Today, Dr. Gottleib at FDA had a major policy announcement about the coming boom in biotech drugs based on gene and cell therapies (here). How much staff do we need to approve them all? How much money do we need to pay for them all?
For its part, how is Medicare handling the pricing of these biologicals? For two early CAR-T drugs, which are for inpatients, CMS arrived at a decision to classify them as "New Technology Add On Payments" - which means hospitals get paid about 50% of the added cost. In round numbers, hospitals would buy a $400,000 drug and get extra $200,000 in payment, thus, on paper, losing $200,000 per patient (here, here, here.)
Less notice to gene therapy Luxturna, which has a cost of around $900,000 for two eyes. You can scout out the CMS payment trail as below.
January 2019 article on Luxturna business model here. February 2019 article, Roche plans to be Spark/Luxturna, here.

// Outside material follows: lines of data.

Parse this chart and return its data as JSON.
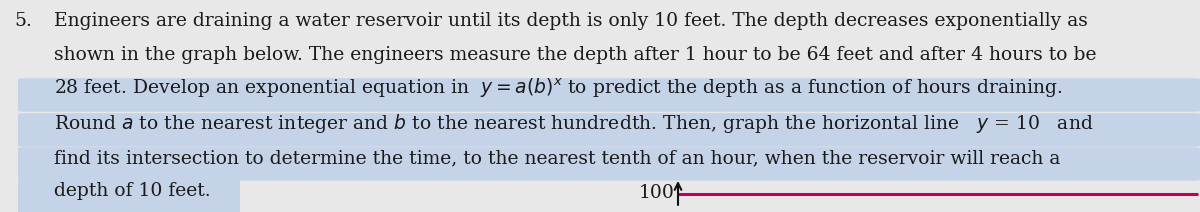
{
  "background_color": "#e8e8e8",
  "text_color": "#1a1a1a",
  "highlight_color": "#c5d3e8",
  "line_color": "#c0005a",
  "tick_color": "#111111",
  "fig_width": 12.0,
  "fig_height": 2.12,
  "number": "5.",
  "line1": "Engineers are draining a water reservoir until its depth is only 10 feet. The depth decreases exponentially as",
  "line2": "shown in the graph below. The engineers measure the depth after 1 hour to be 64 feet and after 4 hours to be",
  "line3_pre": "28 feet. Develop an exponential equation in  y = a(b)",
  "line3_super": "x",
  "line3_post": " to predict the depth as a function of hours draining.",
  "line4": "Round a to the nearest integer and b to the nearest hundredth. Then, graph the horizontal line  y = 10  and",
  "line5": "find its intersection to determine the time, to the nearest tenth of an hour, when the reservoir will reach a",
  "line6": "depth of 10 feet.",
  "axis_label": "100",
  "font_size": 13.5,
  "number_indent": 0.012,
  "text_indent": 0.045
}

Original article continues:
Luxturna Labeling and Dosage
Luxturna (voretigene neparvovec-rzyl) is a vector-delivered gene therapy approved by FDA in December 2017 to treat RPE65-driven retinal dystrophy (here). FDA indications for use are here. It's an ultra-orphan, with 2000 cases in the US. In clinical trials, no patients were over 65, bt patients might get Medicare coverage below age 65 for legal blindness as a disability.
FDA labeling gives the dose as 1.5 x 10^11 vector genomes, per eye. That 1.5 x 100 billion, or 150 billion, per eye.
CMS Coding and Pricing
OK. CMS coded this as "voretigene neparvovec, 1 billion vector genome" as C9032 before December 31, 2018, and as J3398 beginning January 1, 2019. (In May 2018, the manufacturer asked CMS to amend the text to "per treatment," but CMS left it at "per billion.")
Interestingly, I couldn't find J3398 in CMS average sales price tables for Q1-2019 (I was surprised since it's approved four quarters ago and it's injectable). However, in the tables for pricing that accompany the CMS November 2018 final outpatient rule for CY2019, J3398 is listed as paid in Ambulatory Payment Category 9070, which pays exactly $2963.289.
Putting It All Together
So we're down to simple math. 150 units x $2963.289 = $444,493.35 per eye, or $888,986.70 for two eyes. (Note that the copay would be about $178,000.)
For ocular drug injection CPT code 67028, the physician also gets $101.99 per eye.
ICER & LCDs
I don't have a position on the pricing; just sharing the information. ICER, the health pricing think tank, has a page for its voretigene valuation (here, Reuters here).
As of January 16, 2019, the Medicare Coverage Database didn't list any LCDs or articles on correct coding or usage of J3398. However, a draft LCD (Palmetto, DL37862) was proposed last fall, here and here.
J3398 is not on Q1-2019 injectable drug ASP tables. Web source here. Below, note that J3398 is missing.
New Code for 2019:
As of January 16, 2019, the Medicare Coverage Database didn't list any LCDs or articles on correct coding or usage of J3398.
Spark's One Year Share Price: $50 to $90 to $50.
Normally, prices in the physician office are set by ASP (average sales price + 6%). If I recall Medicare policy, when an ASP is not published by CMS (and I couldn't find it for J3398, for Q1, as described above), the MAC price in the office, the Part B price, is AWP until ASP is set. But AWP could be 50% or 100% more than ASP. Hmmm.